Here are some of my observations (crossposted on Twitter) while watching the Palm Pre announcement:

  • The Palm Pre would not have happened if the iPhone hadn’t happened first. But, Apple needs to respond ASAP.
  • Developers Developers Developers Developers. Developers Developers Developers Developers. CSS, JS, Ajax, HTML.
  • If you browse to one of your Outlook contacts, their Facebook contact info will appear, too, if you are connected there.
  • If you are on a call and you place the phone on the inductive charger, the call moves to speakerphone.

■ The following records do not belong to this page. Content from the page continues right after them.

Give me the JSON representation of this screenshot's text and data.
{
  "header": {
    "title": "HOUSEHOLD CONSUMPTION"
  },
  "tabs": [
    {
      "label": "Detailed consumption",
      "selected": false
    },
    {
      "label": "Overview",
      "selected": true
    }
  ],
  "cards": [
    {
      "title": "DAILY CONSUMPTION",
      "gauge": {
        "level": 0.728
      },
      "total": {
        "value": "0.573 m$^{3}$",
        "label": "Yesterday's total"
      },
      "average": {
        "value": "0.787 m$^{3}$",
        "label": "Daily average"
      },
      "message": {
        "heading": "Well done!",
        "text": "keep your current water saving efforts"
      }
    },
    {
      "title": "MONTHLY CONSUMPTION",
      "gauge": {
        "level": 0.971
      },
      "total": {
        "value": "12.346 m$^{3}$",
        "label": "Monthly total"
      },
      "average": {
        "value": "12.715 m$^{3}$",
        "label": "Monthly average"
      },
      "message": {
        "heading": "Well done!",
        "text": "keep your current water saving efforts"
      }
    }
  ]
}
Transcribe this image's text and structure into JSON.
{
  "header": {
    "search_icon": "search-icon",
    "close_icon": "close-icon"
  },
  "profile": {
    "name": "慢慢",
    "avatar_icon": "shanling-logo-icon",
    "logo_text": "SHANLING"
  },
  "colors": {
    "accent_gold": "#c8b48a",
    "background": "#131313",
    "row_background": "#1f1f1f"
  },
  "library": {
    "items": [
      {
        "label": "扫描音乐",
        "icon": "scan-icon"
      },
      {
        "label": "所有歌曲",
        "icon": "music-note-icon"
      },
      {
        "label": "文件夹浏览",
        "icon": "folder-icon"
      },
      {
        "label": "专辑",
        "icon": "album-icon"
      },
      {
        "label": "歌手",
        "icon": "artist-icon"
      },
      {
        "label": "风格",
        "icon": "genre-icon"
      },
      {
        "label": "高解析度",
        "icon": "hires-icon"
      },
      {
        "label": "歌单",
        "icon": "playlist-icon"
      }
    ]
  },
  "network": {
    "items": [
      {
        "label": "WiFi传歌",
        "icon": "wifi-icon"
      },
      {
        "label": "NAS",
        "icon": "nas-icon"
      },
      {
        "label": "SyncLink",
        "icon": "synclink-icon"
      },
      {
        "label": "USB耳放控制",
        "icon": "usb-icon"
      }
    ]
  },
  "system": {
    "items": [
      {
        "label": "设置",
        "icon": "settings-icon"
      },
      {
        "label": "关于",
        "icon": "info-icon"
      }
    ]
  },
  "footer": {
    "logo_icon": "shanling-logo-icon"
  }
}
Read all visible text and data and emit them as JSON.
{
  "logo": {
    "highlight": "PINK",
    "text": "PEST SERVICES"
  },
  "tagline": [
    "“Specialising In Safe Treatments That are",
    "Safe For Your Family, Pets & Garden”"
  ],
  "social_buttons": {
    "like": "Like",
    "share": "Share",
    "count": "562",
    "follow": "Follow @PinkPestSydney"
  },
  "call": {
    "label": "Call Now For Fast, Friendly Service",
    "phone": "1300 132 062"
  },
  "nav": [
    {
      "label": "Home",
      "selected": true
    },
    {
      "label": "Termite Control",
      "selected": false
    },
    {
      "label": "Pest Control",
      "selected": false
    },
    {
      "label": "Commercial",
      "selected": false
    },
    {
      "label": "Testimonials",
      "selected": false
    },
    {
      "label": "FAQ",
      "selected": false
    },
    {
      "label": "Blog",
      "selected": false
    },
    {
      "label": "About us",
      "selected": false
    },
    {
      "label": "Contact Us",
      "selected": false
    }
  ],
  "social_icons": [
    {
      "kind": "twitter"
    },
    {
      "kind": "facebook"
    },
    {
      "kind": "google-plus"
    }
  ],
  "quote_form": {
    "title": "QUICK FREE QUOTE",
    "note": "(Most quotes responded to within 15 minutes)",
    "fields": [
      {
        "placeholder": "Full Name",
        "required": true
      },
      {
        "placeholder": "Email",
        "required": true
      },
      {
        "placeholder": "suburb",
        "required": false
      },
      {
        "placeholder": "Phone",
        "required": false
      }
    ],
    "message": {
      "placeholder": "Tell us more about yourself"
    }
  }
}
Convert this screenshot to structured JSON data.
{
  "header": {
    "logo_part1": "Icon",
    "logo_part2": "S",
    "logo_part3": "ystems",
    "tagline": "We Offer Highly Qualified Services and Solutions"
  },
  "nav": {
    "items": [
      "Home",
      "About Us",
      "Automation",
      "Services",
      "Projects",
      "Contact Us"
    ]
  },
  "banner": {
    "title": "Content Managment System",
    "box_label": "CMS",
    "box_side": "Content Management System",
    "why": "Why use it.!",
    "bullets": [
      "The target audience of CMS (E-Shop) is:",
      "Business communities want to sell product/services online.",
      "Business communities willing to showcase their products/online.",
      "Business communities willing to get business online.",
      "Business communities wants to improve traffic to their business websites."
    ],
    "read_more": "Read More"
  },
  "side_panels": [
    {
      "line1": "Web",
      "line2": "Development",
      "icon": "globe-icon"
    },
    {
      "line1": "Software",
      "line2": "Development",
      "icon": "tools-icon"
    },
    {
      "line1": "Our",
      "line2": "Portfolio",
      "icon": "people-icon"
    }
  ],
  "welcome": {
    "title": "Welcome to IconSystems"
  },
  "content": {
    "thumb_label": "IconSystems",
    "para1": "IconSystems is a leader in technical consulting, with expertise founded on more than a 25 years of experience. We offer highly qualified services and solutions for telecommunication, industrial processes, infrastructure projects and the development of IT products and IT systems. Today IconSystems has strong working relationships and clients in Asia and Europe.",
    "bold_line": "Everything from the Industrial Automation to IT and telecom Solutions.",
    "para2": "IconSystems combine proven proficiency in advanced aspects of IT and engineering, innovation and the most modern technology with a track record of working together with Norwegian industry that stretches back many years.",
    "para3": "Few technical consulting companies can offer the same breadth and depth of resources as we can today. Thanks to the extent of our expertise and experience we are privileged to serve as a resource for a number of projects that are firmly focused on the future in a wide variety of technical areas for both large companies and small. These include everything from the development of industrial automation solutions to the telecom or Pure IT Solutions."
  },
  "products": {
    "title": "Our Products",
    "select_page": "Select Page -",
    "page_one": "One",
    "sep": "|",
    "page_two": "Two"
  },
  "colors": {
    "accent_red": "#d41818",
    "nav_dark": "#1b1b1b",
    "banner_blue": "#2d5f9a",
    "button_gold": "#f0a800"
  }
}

  • Typing while no app is in the foreground starts a device-wide search for content or apps that match your text entry.
  • Conversations are in one pane even if they move from IM to SMS to IM.
  • PalmPilot: Centralize todo, calendar, documents, etc. Treo: Combine MP3 player, camera, PDA, Phone. Pre: Unify your online personas.
  • Web Browser Instances are treated, each, as currently running apps. They are each in the carousel with email, etc.
  • Task switching is baked in. Currently running apps appear in a carousel and can be discarded by swiping them up.
  • The application launcher appears, translucently, over the current foreground app. Like glass.
  • The CPU (TI OMAP 3430) has horsepower and Palm is the first to use it in a phone.